Man able to enjoy lively party because he's using two hearing aids instead of one.

It’s uncommon for people to get the same degree of hearing loss in both ears simultaneously. Because one ear normally has worse hearing loss than the other, it raises the question: Do I truly need a pair of hearing aids, or can I simply deal with the ear with more significant loss of hearing?

In most cases, two hearing aids are will be better than just one. But there are some instances, dramatically less common instances, that is, that one hearing aid might be the way to go.

You Have Two Ears For a Reason

Your ears efficiently work as a pair whether you’re aware of it or not. That means using two hearing aids has some benefits over wearing one.

  • Being Able to Localize Correctly: In order to determine where sounds are coming from, your brain is not only working to interpret but also to place it. This is a lot easier when your brain is able to triangulate, and in order to do that, it requires solid signals from both ears. When you can only hear well from one ear, it’s a lot harder to figure out where a sound is coming from (which could be indispensable if you happen to live near a busy street, for instance).
  • Improved Ear Health: An unused sense will atrophy just like an unused muscle will. Your hearing can begin to go downhill if your ears don’t receive regular sound input. Wearing hearing aids in both ears guarantees that the organs connected with hearing receive the input necessary to maintain your hearing. If you have tinnitus, using two hearing aids can reduce it and also improve your ability to identify sounds.
  • Modern Hearing Aids Work as a Set: Just as your ears work together normally, more modern hearing aid technology is made to work as a pair. The two hearing aids communicate with one another using sophisticated features and artificial intelligence to, similar to your brain, determine which sounds to focus on and amplify.
  • Tuning in When People Are Talking: If you use a hearing aid, the whole point is to help you in hearing. Other people conversing is something you will definitely need to hear. Because your brain has more sound input when wearing hearing aids, it is better capable of filtering out background noise allowing it to determine what sounds to focus on because they are closer.

Are There Situations Where One Hearing Aid Is Practical?

In most instances, wearing a pair of hearing aids is a better choice. But the question is raised: If someone is using a hearing aid in only one ear, why?

Often we hear two specific reasons:

  • You still Hear Perfectly out of one ear: If just one of your ears needs a hearing aid, then you might be best served by using a hearing aid in just one ear but it’s definitely something you should talk to your hearing professional about (having one better ear is not the same thing as having one perfect ear).
  • Monetary concerns: Some people feel that they can save money if they can use only one hearing aid.
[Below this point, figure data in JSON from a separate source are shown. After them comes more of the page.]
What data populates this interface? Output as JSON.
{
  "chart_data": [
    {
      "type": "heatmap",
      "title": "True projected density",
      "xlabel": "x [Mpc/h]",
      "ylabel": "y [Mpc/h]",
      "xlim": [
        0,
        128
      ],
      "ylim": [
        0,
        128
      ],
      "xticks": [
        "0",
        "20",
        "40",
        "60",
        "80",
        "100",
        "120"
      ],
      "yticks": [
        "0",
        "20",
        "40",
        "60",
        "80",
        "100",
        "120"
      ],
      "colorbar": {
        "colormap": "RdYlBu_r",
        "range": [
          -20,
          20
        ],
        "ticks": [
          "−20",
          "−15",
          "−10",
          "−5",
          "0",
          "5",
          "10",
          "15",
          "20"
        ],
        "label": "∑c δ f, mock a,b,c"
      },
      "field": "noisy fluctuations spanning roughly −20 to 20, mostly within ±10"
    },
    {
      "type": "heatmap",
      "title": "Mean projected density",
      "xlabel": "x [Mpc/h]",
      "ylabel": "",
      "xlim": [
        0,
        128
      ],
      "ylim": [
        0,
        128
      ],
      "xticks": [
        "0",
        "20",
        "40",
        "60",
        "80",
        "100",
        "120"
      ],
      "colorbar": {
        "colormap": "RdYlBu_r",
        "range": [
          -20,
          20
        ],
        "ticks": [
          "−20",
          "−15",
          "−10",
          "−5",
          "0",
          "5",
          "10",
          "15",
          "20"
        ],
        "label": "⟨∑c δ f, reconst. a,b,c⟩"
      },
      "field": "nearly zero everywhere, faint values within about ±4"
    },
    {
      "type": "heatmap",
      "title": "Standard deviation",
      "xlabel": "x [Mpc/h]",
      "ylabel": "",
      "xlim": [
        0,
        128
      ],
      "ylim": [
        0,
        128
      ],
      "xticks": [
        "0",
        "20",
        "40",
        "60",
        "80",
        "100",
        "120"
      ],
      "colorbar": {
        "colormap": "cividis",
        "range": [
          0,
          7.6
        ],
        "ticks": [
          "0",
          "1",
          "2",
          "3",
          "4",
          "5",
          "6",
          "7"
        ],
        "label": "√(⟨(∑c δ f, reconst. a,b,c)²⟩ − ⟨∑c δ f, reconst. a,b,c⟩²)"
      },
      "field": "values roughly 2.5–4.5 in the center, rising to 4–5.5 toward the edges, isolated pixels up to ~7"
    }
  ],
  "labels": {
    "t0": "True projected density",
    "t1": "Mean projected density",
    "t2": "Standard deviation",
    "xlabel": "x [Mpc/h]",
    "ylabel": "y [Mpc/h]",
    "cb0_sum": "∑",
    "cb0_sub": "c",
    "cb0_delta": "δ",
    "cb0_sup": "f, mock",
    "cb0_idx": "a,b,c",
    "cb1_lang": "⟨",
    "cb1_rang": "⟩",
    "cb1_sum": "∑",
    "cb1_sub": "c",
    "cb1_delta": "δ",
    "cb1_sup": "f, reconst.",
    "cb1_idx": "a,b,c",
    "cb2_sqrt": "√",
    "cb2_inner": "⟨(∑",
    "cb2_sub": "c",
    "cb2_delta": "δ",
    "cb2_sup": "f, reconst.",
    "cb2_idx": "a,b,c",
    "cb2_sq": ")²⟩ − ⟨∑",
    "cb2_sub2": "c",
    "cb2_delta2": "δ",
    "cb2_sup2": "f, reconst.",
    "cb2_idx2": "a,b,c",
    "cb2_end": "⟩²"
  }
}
Purchasing one hearing aid is better then not getting any at all if you can’t really afford a pair. It’s significant to recognize, however, it has been proven that your general health costs will increase if you have untreated hearing loss. Even disregarding hearing loss for two years has been shown to increase your healthcare costs by 26 percent, and ignoring any hearing loss in one ear can elevate your risks for things like falling. So speak with your hearing expert to make sure getting only one hearing aid is a smart idea for you. Finding ways to help make hearing aids more affordable is another service we offer.

One Hearing Aid is Not as Effective as Two

Two hearing aids, however, are going to be better than one for your ears and hearing in the vast majority of instances. There are simply too many advantages to having strong hearing in both ears to disregard. In the majority of circumstances, just like having two ears is better than having one, having two hearing aids is definitely preferable to having only one. Make an appointment with a hearing care professional to have your hearing tested.

The site information is for educational and informational purposes only and does not constitute medical advice. To receive personalized advice or treatment, schedule an appointment.